Application to oriole niche evolution
Large numbers of occurrence points were available for this genus, thanks to recent advances in biodiversity informatics and citizen-science initatives regarding bird distributions (Supplement 7 Table 1, Supplements 8 and 9). Coding knowledge of known niche characteristics of each oriole species (Supplementary Figures 2 and 3) yielded niche estimates for some species that were completely characterized with respect to M . That is, estimates of suitable conditions were contained completely within the environments available in M , and did not appear truncated for the following species: Icterus fuertesi with regard to temperature and precipitation, andIcterus graceannae and Icterus galbula with regard to precipitation (Supplement 7 Figures 2 and 3). The remaining species had niche axes that were flanked by unknown maxima and/or minima.

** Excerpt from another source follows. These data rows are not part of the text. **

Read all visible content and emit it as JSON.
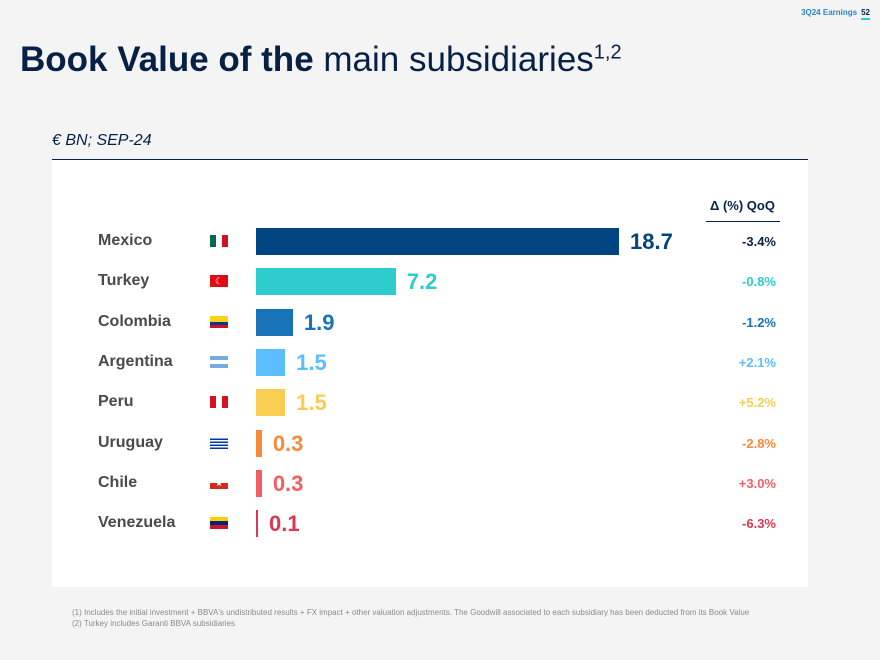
{
  "header": {
    "label": "3Q24 Earnings",
    "page_number": "52"
  },
  "title": {
    "bold": "Book Value of the",
    "regular": "main subsidiaries",
    "superscript": "1,2"
  },
  "subtitle": "€ BN; SEP-24",
  "qoq_header": "Δ (%) QoQ",
  "footnotes": [
    "(1) Includes the initial investment + BBVA's undistributed results + FX impact + other valuation adjustments. The Goodwill associated to each subsidiary has been deducted from its Book Value",
    "(2) Turkey includes Garanti BBVA subsidiaries"
  ],
  "chart_data": {
    "type": "bar",
    "orientation": "horizontal",
    "title": "Book Value of the main subsidiaries",
    "unit": "€ BN; SEP-24",
    "categories": [
      "Mexico",
      "Turkey",
      "Colombia",
      "Argentina",
      "Peru",
      "Uruguay",
      "Chile",
      "Venezuela"
    ],
    "values": [
      18.7,
      7.2,
      1.9,
      1.5,
      1.5,
      0.3,
      0.3,
      0.1
    ],
    "value_labels": [
      "18.7",
      "7.2",
      "1.9",
      "1.5",
      "1.5",
      "0.3",
      "0.3",
      "0.1"
    ],
    "qoq_change": [
      "-3.4%",
      "-0.8%",
      "-1.2%",
      "+2.1%",
      "+5.2%",
      "-2.8%",
      "+3.0%",
      "-6.3%"
    ],
    "colors": [
      "#004481",
      "#2dcccd",
      "#1973b8",
      "#5bbeff",
      "#f8cd51",
      "#f7893b",
      "#f35e61",
      "#da3851"
    ],
    "flag_icons": [
      "mexico-flag-icon",
      "turkey-flag-icon",
      "colombia-flag-icon",
      "argentina-flag-icon",
      "peru-flag-icon",
      "uruguay-flag-icon",
      "chile-flag-icon",
      "venezuela-flag-icon"
    ],
    "xlim": [
      0,
      18.7
    ]
  }
}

Evolutionary rate estimates for the two niche dimensions showed conflicting patterns. For annual precipitation, σ2estimates based on traditional coding were an order of magnitude higher than our bin-based coding method, consistent with the pattern shown in Saupe et al (2017) and our bin-based coding simulation. In contrast, for mean annual temperature, traditional coding methods yielded an estimated σ2 value lower (but still within an order of magnitude) than the σ2 estimated from our bin-based coding method (Supplement 7 Table 2).
In general, our reconstructions of the evolutionary history of species’ fundamental niche in the genus Icterus indicated evolutionary stability (Figs. 5 and 6; Supplement 7 Tables 3-6, Supplement 12). For temperature, both methods reconstructed a conserved mean annual temperature niche, although it was much broader for maximum likelihood (21 to 26ºC) than parsimony (24 to 25ºC). For precipitation, maximum likelihood reconstructed a core certain conserved annual precipitation niche of 71 to 240 mm. Parsimony-based reconstructions suggested far less certainty in inferred ancestral character states than maximum likelihood, and recovered no core conserved fundamental niche for precipitation. Furthermore, reconstructions based on traditional coding methods fell within the breadth of the fundamental niches reconstructed using maximum likelihood at every node for both environmental variables (Supplement 7 Tables 4 and 6), whereas reconstructions based on maximum parsimony inferred unknown character states bins containing the values based on traditional coding at only four of 33 nodes for mean annual temperature and 30 of 33 nodes for annual precipitation (Supplement 7 Tables 3 and 5).